Sometimes the hiring manager fails to call because he decided to hire a competing candidate or promote someone internally. Often the person with whom you're interviewing has just gotten so busy she hasn't yet made the final decision. "Work life intervenes," points out Win Sheffield, also a career coach.
What should Jane have done? First, say the experts, follow up without appearing desperate. Ideally, Jane would have had a competing job offer in the works, says coach Roy Cohen, author of the upcoming Wall Street Professional's Survival Guide. That way she could have called and shared that information with her prospective employers. "Instead of being aggressive, you should be providing information," Cohen advises. "Say, 'I want to let you know where things stand for me.' You have to establish boundaries and make yourself desirable."

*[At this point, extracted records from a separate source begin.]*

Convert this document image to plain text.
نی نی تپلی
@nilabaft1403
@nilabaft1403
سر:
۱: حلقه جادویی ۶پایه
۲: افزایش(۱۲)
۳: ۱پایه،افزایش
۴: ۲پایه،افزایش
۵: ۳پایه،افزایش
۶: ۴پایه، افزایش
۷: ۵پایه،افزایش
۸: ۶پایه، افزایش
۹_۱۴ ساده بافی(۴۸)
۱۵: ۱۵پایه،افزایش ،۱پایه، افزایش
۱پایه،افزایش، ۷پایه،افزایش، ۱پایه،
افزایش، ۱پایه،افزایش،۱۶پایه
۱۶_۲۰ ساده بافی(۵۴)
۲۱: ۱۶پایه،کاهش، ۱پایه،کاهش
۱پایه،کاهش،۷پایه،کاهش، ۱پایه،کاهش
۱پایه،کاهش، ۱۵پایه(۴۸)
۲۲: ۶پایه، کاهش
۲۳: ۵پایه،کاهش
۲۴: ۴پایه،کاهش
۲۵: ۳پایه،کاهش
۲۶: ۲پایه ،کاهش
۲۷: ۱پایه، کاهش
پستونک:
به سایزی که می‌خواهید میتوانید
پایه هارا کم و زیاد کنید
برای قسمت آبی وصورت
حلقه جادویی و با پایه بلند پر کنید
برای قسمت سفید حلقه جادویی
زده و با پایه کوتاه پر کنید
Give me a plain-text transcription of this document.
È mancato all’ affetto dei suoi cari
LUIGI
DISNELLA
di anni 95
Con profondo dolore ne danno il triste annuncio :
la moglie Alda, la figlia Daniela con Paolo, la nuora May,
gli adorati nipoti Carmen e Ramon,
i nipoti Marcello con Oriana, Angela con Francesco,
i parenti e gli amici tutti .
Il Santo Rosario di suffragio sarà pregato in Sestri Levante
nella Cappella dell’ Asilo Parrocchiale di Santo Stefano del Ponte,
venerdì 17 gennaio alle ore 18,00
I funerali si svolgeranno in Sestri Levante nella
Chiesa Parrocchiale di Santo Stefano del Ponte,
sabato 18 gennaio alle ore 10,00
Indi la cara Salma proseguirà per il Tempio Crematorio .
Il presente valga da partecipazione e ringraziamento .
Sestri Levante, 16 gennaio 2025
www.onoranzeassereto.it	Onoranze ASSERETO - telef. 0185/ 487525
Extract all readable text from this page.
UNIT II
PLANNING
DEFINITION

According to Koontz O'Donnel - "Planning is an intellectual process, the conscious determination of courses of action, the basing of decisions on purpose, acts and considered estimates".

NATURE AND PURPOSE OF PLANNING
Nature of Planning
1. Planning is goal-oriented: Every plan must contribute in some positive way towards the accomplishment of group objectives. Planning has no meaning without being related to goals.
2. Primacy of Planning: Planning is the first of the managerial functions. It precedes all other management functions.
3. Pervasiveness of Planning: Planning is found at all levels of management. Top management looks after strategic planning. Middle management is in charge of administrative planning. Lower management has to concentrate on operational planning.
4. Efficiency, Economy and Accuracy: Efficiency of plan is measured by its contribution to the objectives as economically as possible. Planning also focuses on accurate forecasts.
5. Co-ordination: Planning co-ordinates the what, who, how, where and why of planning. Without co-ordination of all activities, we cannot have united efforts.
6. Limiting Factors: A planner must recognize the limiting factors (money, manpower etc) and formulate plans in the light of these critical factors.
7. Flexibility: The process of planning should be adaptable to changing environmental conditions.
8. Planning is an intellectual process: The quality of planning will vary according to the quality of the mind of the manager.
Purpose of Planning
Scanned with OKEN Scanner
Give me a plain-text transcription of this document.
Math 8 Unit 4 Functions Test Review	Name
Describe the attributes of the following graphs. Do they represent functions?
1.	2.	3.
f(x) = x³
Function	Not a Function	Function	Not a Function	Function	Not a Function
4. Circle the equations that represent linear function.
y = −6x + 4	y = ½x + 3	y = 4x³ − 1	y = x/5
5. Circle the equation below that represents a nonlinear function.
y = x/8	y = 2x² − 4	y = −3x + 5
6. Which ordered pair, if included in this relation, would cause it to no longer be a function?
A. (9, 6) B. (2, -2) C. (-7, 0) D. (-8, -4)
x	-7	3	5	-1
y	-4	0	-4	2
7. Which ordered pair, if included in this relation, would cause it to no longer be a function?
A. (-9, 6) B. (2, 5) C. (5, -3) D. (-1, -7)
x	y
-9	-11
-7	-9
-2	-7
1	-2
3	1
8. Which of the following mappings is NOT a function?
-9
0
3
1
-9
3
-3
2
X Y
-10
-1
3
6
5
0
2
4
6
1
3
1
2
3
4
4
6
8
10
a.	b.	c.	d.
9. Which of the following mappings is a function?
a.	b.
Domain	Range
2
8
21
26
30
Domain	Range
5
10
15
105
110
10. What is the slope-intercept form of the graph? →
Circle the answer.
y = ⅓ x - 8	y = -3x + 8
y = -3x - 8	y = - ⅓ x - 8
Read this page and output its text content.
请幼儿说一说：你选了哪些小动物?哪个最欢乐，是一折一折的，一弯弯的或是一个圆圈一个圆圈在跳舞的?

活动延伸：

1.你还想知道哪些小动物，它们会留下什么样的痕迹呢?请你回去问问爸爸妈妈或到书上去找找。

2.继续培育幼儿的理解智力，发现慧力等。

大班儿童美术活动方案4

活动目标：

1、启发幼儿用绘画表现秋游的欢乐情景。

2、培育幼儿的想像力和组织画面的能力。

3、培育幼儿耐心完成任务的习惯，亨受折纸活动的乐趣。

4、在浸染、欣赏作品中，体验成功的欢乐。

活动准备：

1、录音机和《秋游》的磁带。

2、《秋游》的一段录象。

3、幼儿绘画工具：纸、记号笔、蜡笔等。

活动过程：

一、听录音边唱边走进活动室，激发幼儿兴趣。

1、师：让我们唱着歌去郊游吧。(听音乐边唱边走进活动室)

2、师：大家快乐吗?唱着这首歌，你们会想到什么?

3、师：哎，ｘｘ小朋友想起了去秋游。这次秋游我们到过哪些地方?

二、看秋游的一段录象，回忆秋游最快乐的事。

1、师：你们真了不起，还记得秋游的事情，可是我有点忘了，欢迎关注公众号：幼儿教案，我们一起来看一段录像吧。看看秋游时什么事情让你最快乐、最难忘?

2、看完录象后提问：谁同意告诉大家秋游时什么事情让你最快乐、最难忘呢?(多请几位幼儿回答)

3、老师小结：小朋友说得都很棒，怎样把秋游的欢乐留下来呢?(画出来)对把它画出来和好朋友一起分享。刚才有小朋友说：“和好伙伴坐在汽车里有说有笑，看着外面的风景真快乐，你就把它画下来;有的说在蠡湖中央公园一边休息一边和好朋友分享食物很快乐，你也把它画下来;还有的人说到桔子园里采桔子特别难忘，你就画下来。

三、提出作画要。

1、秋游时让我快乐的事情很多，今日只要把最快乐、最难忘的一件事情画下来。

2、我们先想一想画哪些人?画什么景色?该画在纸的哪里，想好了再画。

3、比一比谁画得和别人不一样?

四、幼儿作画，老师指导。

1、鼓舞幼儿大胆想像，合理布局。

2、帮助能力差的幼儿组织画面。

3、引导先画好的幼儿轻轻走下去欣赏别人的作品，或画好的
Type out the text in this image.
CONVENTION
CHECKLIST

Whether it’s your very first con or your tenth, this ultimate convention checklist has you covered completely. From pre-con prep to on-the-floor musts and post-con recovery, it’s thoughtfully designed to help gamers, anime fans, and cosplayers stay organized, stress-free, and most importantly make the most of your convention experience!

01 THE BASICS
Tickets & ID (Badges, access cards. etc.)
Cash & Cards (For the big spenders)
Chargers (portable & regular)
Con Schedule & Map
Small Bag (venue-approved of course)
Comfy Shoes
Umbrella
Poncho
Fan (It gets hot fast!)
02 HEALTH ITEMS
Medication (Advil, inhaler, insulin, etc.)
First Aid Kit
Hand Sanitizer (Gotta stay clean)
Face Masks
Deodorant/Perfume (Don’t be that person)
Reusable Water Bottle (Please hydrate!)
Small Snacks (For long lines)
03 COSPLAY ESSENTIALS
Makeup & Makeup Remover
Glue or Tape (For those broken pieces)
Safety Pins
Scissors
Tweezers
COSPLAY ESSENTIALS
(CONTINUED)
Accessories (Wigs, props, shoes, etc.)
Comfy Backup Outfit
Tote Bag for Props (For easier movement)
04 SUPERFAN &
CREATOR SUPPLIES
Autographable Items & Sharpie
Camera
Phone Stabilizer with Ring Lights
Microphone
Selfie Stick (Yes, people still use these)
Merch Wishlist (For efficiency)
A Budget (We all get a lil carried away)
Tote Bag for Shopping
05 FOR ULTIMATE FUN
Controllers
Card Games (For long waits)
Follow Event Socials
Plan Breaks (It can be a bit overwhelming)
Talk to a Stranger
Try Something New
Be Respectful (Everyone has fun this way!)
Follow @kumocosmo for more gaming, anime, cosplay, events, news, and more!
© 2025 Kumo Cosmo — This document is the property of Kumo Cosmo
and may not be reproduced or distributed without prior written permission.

If Jane had no other prospects in the wings, she should have offered to collaborate with the hiring manager on getting the higher-ups to agree to her new post. "She should say, 'I was so excited by our conversations, I just wanted to get a sense of where things stand," Cohen suggests. "'If it's helpful, I could strategize about what we should do to move forward.'" Jane's tone should be collaborative, he says, not needy.
Cohen's approach assumes that Jane could get the hiring manager on the phone. But how do you do that? And should Jane have presumed that new media folks even use their telephones? "E-mail is the only way to go with them," says Wolkstein. "That's the way they live." If you do go the email route, don't send more than one a week, Wolkstein suggests. "More than that gets pesky."
Career coach Anita Attridge suggests another tactic: Keep calling until the hiring manager picks up. Just don't leave any message on voicemail or with an assistant, she advises. "You can tell the assistant, 'I'm going to be in and out, so I'll just keep trying.'" Ask the assistant when a good time would be to reach the manager. If the hiring manager has promised to phone on a Friday and doesn't, it's fine to call first thing Monday morning, Attridge adds.
Before you get to the point of waiting for that final call, there are things you can do along the job search path to make it easier to handle the final stage, coaches suggest. Make sure to ask the interviewer where he is in the search process, Sheffield advises. Another helpful question: How do I compare to your ideal candidate? Attridge suggests asking how many other candidates are competing against you. Another tip: Develop a rapport with the hiring manager's assistant, who may be able to give you insight into the hiring process as it proceeds. After each interview, send what Attridge calls an "influence letter" or email, where you talk concretely about what you would want to accomplish in your first six months on the job.
The most important thing you can do in the final stages of job interviewing: Keep looking for another job. "I always tell people to accelerate their search when they think they're about to get an offer," says Wolkstein. "You should never give up."